Every recursive problem can be modeled as a process.
Here is the recursive definition for calculating the stopping time for the Collatz Sequence:
function collatz_length(x)
if x == 1
return 0
elseif x % 2 == 0
return 1 + collatz_length(x / 2)
else
return 1 + collatz_length(3 * x + 1)
end
end
The same algorithm can be visualized as a process:
Ragamuffin accelerates these kinds of calculations by parallelizing each step for several values. It takes many input values, follows the process, and stores the result of each input value in an output array. It starts at root
. Batches of values are stored in 'frames'. A frame consists of many 'cells' which hold the value and the output index.
A step can...
- straight evaluate a function (eg:
increment
above) - evaluate a function of the value and each auxiliary variable in some global array. It can reduce over those auxiliary variable for each value (this is like
select x MIN(y) ... group by y
in pseudo-SQL). - branch on each value by calculating some condition. Those meeting the condition are put in a frame for one destination and those which failed are put in a frame for another destination.
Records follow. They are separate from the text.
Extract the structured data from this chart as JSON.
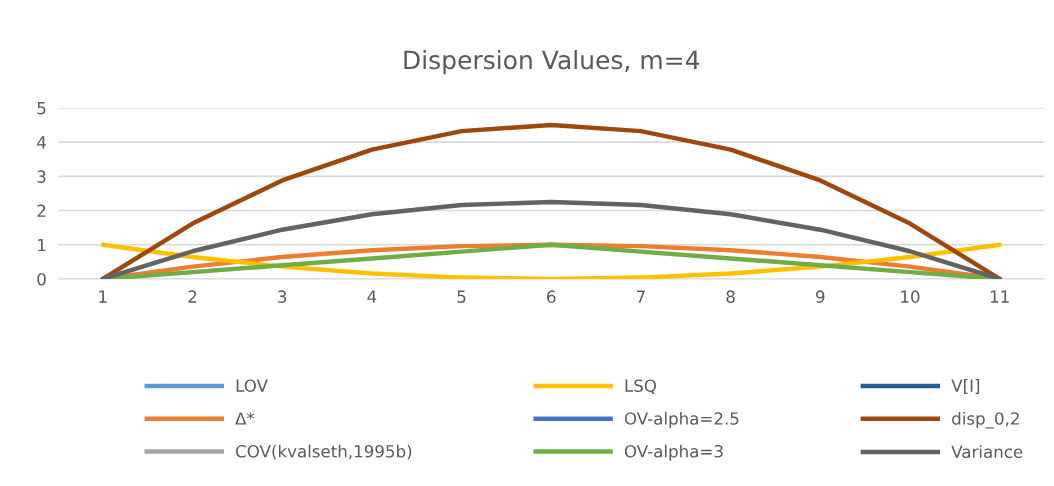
{
  "chart_data": {
    "type": "line",
    "title": "Dispersion Values, m=4",
    "categories": [
      "1",
      "2",
      "3",
      "4",
      "5",
      "6",
      "7",
      "8",
      "9",
      "10",
      "11"
    ],
    "series": [
      {
        "name": "LOV",
        "color": "#5b9bd5",
        "values": [
          null,
          null,
          null,
          null,
          null,
          null,
          null,
          null,
          null,
          null,
          null
        ]
      },
      {
        "name": "Δ*",
        "color": "#ed7d31",
        "values": [
          0,
          0.36,
          0.64,
          0.84,
          0.96,
          1,
          0.96,
          0.84,
          0.64,
          0.36,
          0
        ]
      },
      {
        "name": "COV(kvalseth,1995b)",
        "color": "#a5a5a5",
        "values": [
          null,
          null,
          null,
          null,
          null,
          null,
          null,
          null,
          null,
          null,
          null
        ]
      },
      {
        "name": "LSQ",
        "color": "#ffc000",
        "values": [
          1,
          0.64,
          0.36,
          0.16,
          0.04,
          0,
          0.04,
          0.16,
          0.36,
          0.64,
          1
        ]
      },
      {
        "name": "OV-alpha=2.5",
        "color": "#4472c4",
        "values": [
          null,
          null,
          null,
          null,
          null,
          null,
          null,
          null,
          null,
          null,
          null
        ]
      },
      {
        "name": "OV-alpha=3",
        "color": "#70ad47",
        "values": [
          0,
          0.2,
          0.4,
          0.6,
          0.8,
          1,
          0.8,
          0.6,
          0.4,
          0.2,
          0
        ]
      },
      {
        "name": "V[I]",
        "color": "#255e91",
        "values": [
          null,
          null,
          null,
          null,
          null,
          null,
          null,
          null,
          null,
          null,
          null
        ]
      },
      {
        "name": "disp_0,2",
        "color": "#9e480e",
        "values": [
          0,
          1.62,
          2.88,
          3.78,
          4.32,
          4.5,
          4.32,
          3.78,
          2.88,
          1.62,
          0
        ]
      },
      {
        "name": "Variance",
        "color": "#636363",
        "values": [
          0,
          0.81,
          1.44,
          1.89,
          2.16,
          2.25,
          2.16,
          1.89,
          1.44,
          0.81,
          0
        ]
      }
    ],
    "ylim": [
      0,
      5
    ],
    "yticks": [
      0,
      1,
      2,
      3,
      4,
      5
    ],
    "grid": "y",
    "legend": "bottom",
    "marker": "none",
    "line_style": "solid"
  }
}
- bifurcate: values are copied into frames for several other steps (one-to-many).
Every step in a process has a stack of frames. Depending on the type of step, values are calculated and moved into one or more frames which can go to different downstream steps. The program executes as long as some stack still has frames in it.
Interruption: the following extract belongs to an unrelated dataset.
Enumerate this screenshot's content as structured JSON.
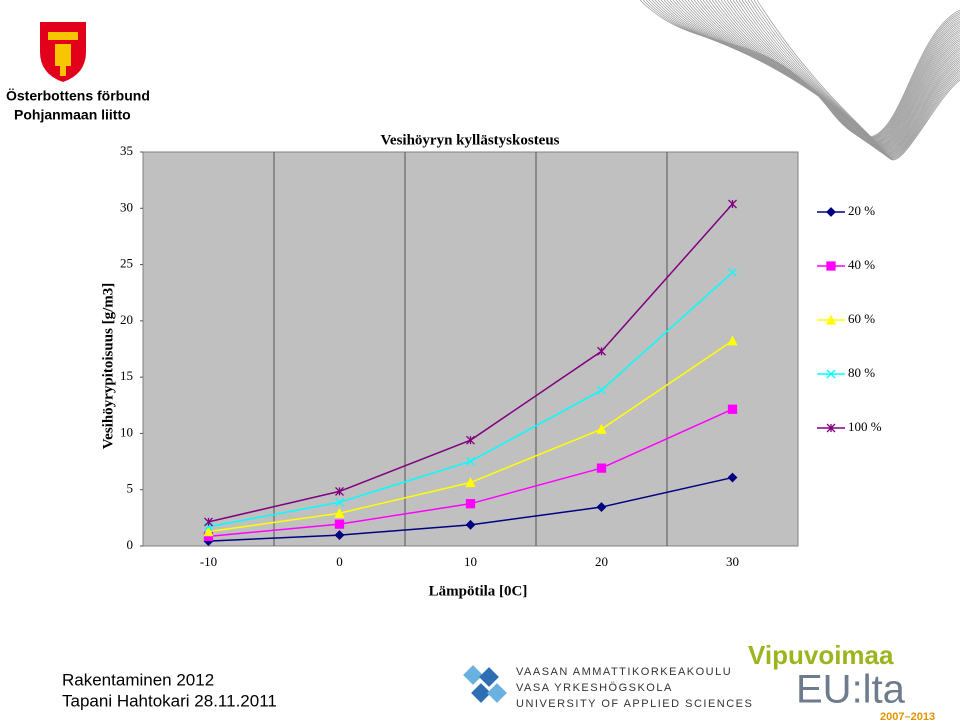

It is possible that only a small fraction of values will fail/meet a condition, which can lead to frames with very few values. It would be inefficient to invoke kernels on these. So each step has a separate stack of 'partial' frames. Once there are enough values in these partial frames, they are collapsed into a single frame and put on that step's main stack.
If there are only values to run in partial frames, then the collapse step is bypassed. Such executions happen towards the end of calculations.
A pool of frames is maintained to avoid reallocation.
I'm still working out the underlying mechanics, so I haven't polished the interface yet. Eventually there will be convenience macros, but for now see the examples.